Fig 5. Cellax displays superior inhibition of tumor growth in a s.c. PC3 tumor xenograft model. Either Cellax (170mg DTX/kg), free DTX (20mg/kg) or saline was injected. Image from Hoang et al. Int J Pharm 2014;471(0):224-233. doi:10.1016/j.ijpharm.2014.05.021.
Fig 6. Cellax-DTX displays superior inhibition of tumor growth compared to Nab-PTX for prostate (PC3, a)) and melanoma(B16F10, b)) tumor models. In a), either a single i.v. dose of Abraxane 75mg PTX/kg was given or Cellax 170mg DTX/kg. In b), either single i.v. dose of Abraxane 170mg PTX/kg or Cellax 170mg DTX/kg was given. Image from Ernsting et al. JCR 2012;162(3):575-581. doi:10.1016/j.jconrel.2012.07.043.
Safety
Cellax-DTX displays a preferable safety profile compared to native DTX. The maximum tolerated dose (MTD) for Taxotere (native DTX) and Cellax-DTX was performed.

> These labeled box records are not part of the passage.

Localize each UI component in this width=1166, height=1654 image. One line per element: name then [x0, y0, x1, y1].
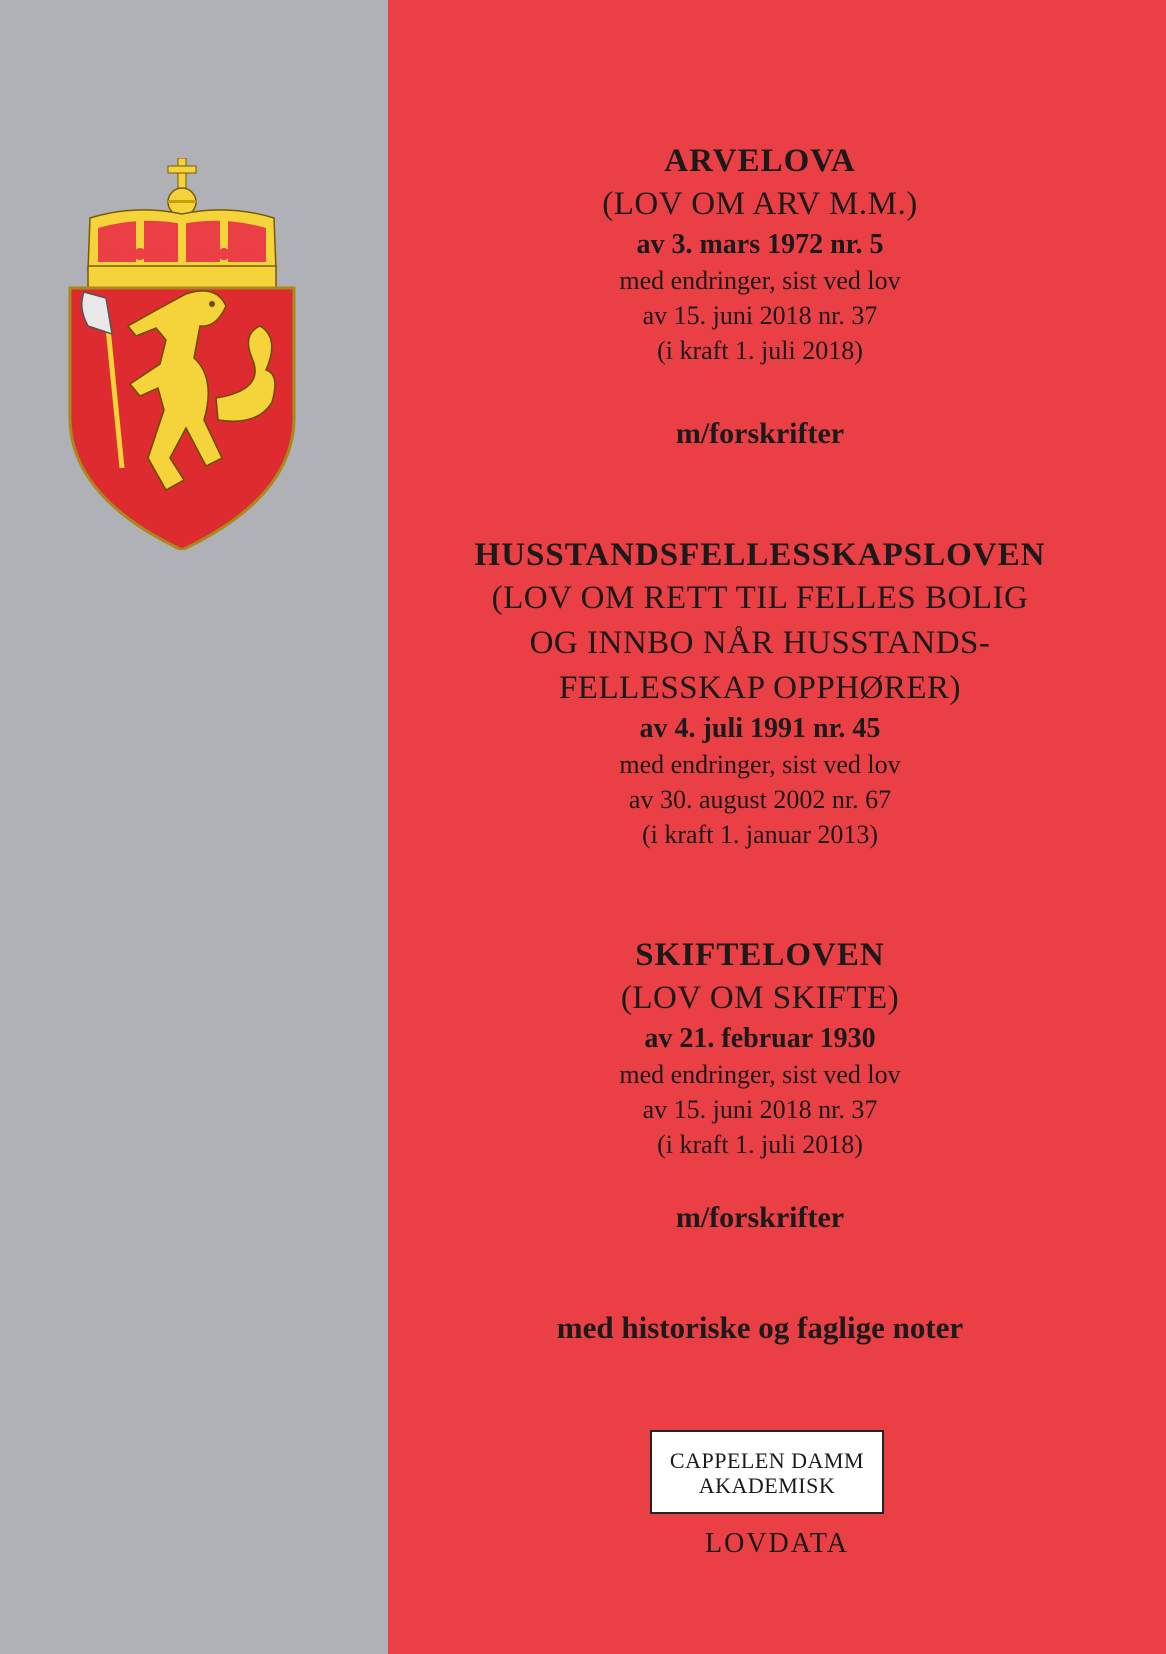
section-note: med endringer, sist ved lov	[619, 750, 901, 779]
section-title: SKIFTELOVEN	[635, 937, 885, 973]
section-date: av 3. mars 1972 nr. 5	[636, 229, 884, 260]
historical-notes-label: med historiske og faglige noter	[556, 1310, 964, 1345]
forskrifter-label: m/forskrifter	[675, 1201, 845, 1234]
forskrifter-label: m/forskrifter	[675, 417, 845, 450]
publisher-line: CAPPELEN DAMM	[669, 1448, 865, 1473]
section-title: HUSSTANDSFELLESSKAPSLOVEN	[474, 537, 1046, 573]
section-subtitle: (LOV OM ARV M.M.)	[602, 186, 918, 222]
section-note: av 15. juni 2018 nr. 37	[642, 301, 878, 330]
section-subtitle: (LOV OM SKIFTE)	[620, 980, 900, 1016]
section-subtitle: (LOV OM RETT TIL FELLES BOLIG	[491, 580, 1029, 616]
section-subtitle: OG INNBO NÅR HUSSTANDS-	[529, 625, 991, 661]
section-title: ARVELOVA	[664, 143, 856, 179]
section-note: av 30. august 2002 nr. 67	[628, 785, 892, 814]
section-subtitle: FELLESSKAP OPPHØRER)	[558, 670, 962, 706]
section-skifteloven	[388, 934, 1132, 1162]
section-note: med endringer, sist ved lov	[619, 1060, 901, 1089]
section-arvelova	[388, 140, 1132, 368]
publisher-line: AKADEMISK	[698, 1473, 836, 1498]
lovdata-label: LOVDATA	[705, 1528, 849, 1559]
section-note: (i kraft 1. januar 2013)	[641, 820, 879, 849]
section-note: av 15. juni 2018 nr. 37	[642, 1095, 878, 1124]
publisher-logo	[650, 1430, 884, 1514]
section-note: med endringer, sist ved lov	[619, 266, 901, 295]
section-husstandsfellesskapsloven	[388, 534, 1132, 852]
section-note: (i kraft 1. juli 2018)	[657, 336, 863, 365]
section-note: (i kraft 1. juli 2018)	[657, 1130, 863, 1159]
section-date: av 21. februar 1930	[644, 1023, 876, 1054]
norwegian-coat-of-arms-icon	[66, 158, 302, 550]
section-date: av 4. juli 1991 nr. 45	[639, 713, 881, 744]
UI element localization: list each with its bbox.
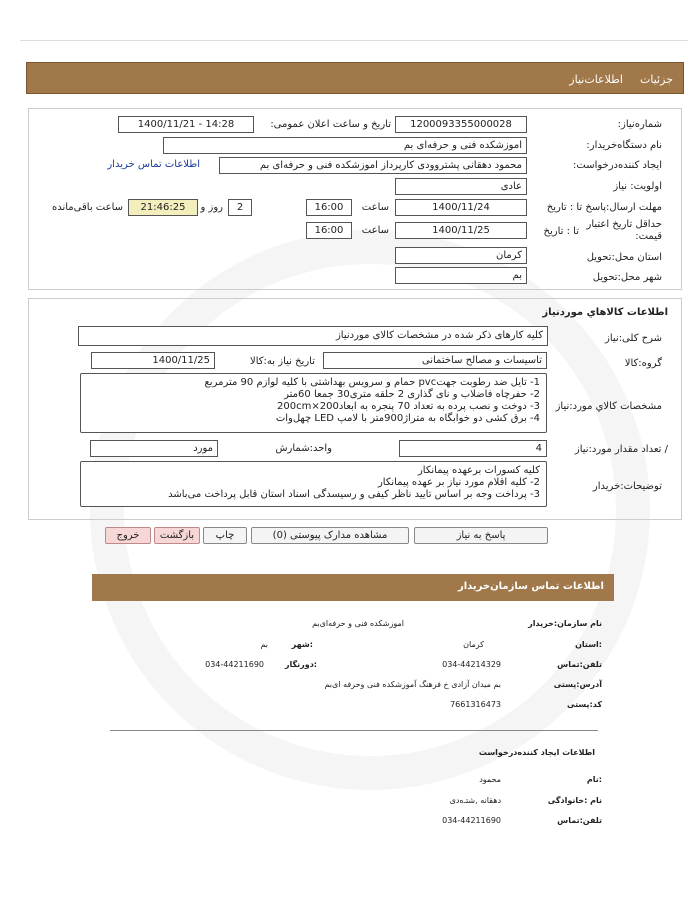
need-date-field: 1400/11/25 <box>91 352 215 369</box>
details-panel <box>28 108 682 290</box>
buyer-notes-label: توضیحات:خریدار <box>592 481 662 492</box>
goods-section-title: اطلاعات کالاهاي موردنياز <box>542 307 668 318</box>
group-label: گروه:کالا <box>624 358 662 369</box>
city-label: شهر محل:تحویل <box>592 272 662 283</box>
attachments-button[interactable]: مشاهده مدارک پیوستی (0) <box>251 527 409 544</box>
contact-phone-label: تلفن:تماس <box>557 660 602 669</box>
contact-city-value: بم <box>260 640 268 649</box>
creator-family-value: دهقانه ,شتـ‌ه‌دی <box>449 796 501 805</box>
print-button[interactable]: چاپ <box>203 527 247 544</box>
postal-label: کد:پستی <box>567 700 602 709</box>
remaining-label: ساعت باقی‌مانده <box>51 202 123 213</box>
specs-label: مشخصات کالاي مورد:نياز <box>555 401 662 412</box>
header-bar <box>26 62 684 94</box>
city-field: بم <box>395 267 527 284</box>
creator-section-title: اطلاعات ایجاد کننده‌درخواست <box>478 748 595 757</box>
creator-family-label: نام :خانوادگی <box>547 796 602 805</box>
send-time-label: ساعت <box>361 202 389 213</box>
send-time-field: 16:00 <box>306 199 352 216</box>
org-name-label: نام سازمان:خریدار <box>528 619 602 628</box>
creator-phone-label: تلفن:تماس <box>557 816 602 825</box>
need-date-label: تاریخ نیاز به:کالا <box>250 356 315 367</box>
top-divider <box>20 40 688 41</box>
qty-field: 4 <box>399 440 547 457</box>
buyer-org-label: نام دستگاه‌خریدار: <box>586 140 662 151</box>
creator-phone-value: 034-44211690 <box>442 816 501 825</box>
org-name-value: اموزشکده فنی و حرفه‌ای‌بم <box>312 619 404 628</box>
summary-label: شرح کلی:نیاز <box>605 333 662 344</box>
exit-button[interactable]: خروج <box>105 527 151 544</box>
fax-label: :دورنگار <box>284 660 317 669</box>
buyer-org-field: اموزشکده فنی و حرفه‌ای بم <box>163 137 527 154</box>
contact-province-label: :استان <box>575 640 602 649</box>
days-label: روز و <box>200 202 223 213</box>
validity-label: حداقل تاریخ اعتبار قیمت: <box>586 219 662 242</box>
province-label: استان محل:تحویل <box>586 252 662 263</box>
spec-line: 3- دوخت و نصب پرده به تعداد 70 پنجره به ابعاد200cm×200 <box>277 401 540 412</box>
priority-label: اولویت: نیاز <box>613 181 662 192</box>
spec-line: 4- برق کشی دو خوابگاه به متراژ900متر با لامپ LED چهل‌وات <box>275 413 540 424</box>
contact-section-bar <box>92 574 614 601</box>
unit-field: مورد <box>90 440 218 457</box>
buyer-notes-box <box>80 461 547 507</box>
contact-phone-value: 034-44214329 <box>442 660 501 669</box>
send-deadline-label: مهلت ارسال:پاسخ تا : تاریخ <box>546 202 662 213</box>
fax-value: 034-44211690 <box>205 660 264 669</box>
tab-details[interactable]: جزئیات <box>640 73 673 86</box>
remaining-time-field: 21:46:25 <box>128 199 198 216</box>
priority-field: عادی <box>395 178 527 195</box>
validity-to-label: تا : تاریخ <box>543 226 579 237</box>
creator-label: ایجاد کننده‌درخواست: <box>573 160 662 171</box>
creator-field: محمود دهقانی پشتروودی کارپرداز اموزشکده فنی و حرفه‌ای بم <box>219 157 527 174</box>
qty-label: / تعداد مقدار مورد:نیاز <box>574 444 668 455</box>
province-field: کرمان <box>395 247 527 264</box>
creator-name-label: :نام <box>586 775 602 784</box>
group-field: تاسیسات و مصالح ساختمانی <box>323 352 547 369</box>
need-number-label: شماره‌نیاز: <box>617 119 662 130</box>
need-number-field: 1200093355000028 <box>395 116 527 133</box>
announce-field: 1400/11/21 - 14:28 <box>118 116 254 133</box>
postal-value: 7661316473 <box>450 700 501 709</box>
validity-time-label: ساعت <box>361 225 389 236</box>
note-line: 3- پرداخت وجه بر اساس تایید ناظر کیفی و رسیسدگی اسناد استان قابل پرداخت می‌باشد <box>168 489 540 500</box>
contact-province-value: کرمان <box>463 640 484 649</box>
address-value: بم میدان آزادی خ فرهنگ آموزشکده فنی وحرفه ای‌بم <box>324 680 501 689</box>
contact-divider <box>110 730 598 731</box>
spec-line: 1- تایل ضد رطوبت جهتpvc حمام و سرویس بهداشتی با کلیه لوازم 90 مترمربع <box>204 377 540 388</box>
unit-label: واحد:شمارش <box>275 443 332 454</box>
note-line: کلیه کسورات بر‌عهده پیمانکار <box>417 465 540 476</box>
validity-date-field: 1400/11/25 <box>395 222 527 239</box>
buyer-contact-link[interactable]: اطلاعات تماس خریدار <box>107 159 200 170</box>
creator-name-value: محمود <box>479 775 501 784</box>
days-field: 2 <box>228 199 252 216</box>
summary-field: کلیه کارهای ذکر شده در مشخصات کالای موردنیاز <box>78 326 548 346</box>
contact-section-title: اطلاعات تماس سازمان‌خریدار <box>457 581 604 592</box>
validity-time-field: 16:00 <box>306 222 352 239</box>
reply-button[interactable]: پاسخ به نیاز <box>414 527 548 544</box>
send-date-field: 1400/11/24 <box>395 199 527 216</box>
note-line: 2- کلیه اقلام مورد نیاز بر عهده پیمانکار <box>377 477 540 488</box>
specs-box <box>80 373 547 433</box>
announce-label: تاریخ و ساعت اعلان عمومی: <box>270 119 391 130</box>
tab-need-info[interactable]: اطلاعات‌نیاز <box>569 73 623 86</box>
back-button[interactable]: بازگشت <box>154 527 200 544</box>
spec-line: 2- حفرچاه فاضلاب و نای گذاری 2 حلقه متری30 جمعا 60متر <box>284 389 540 400</box>
address-label: آدرس:پستی <box>553 680 602 689</box>
contact-city-label: :شهر <box>291 640 313 649</box>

In the NOD-SCID models, Taxotere had a MTD of 20mg/kg while Cellax had a MTD of 170mg/kg. Dose-limiting of native DTX includes neutropenia while the dose-limiting toxicity of Cellax is reversible liver inflammation. (Ernsting et al., 2012.: https://www.ncbi.nlm.nih.gov/pubmed/22369962)
Fig 7. Cellax displayed milder, shorter weight loss than free docetaxel-treated mice. The dose of mg drug/kg is displayed in brackets. Image from Ernsting et al. Biomaterials 2012;33(15):3931-3941. doi:10.1016/j.biomaterials.2012.02.019.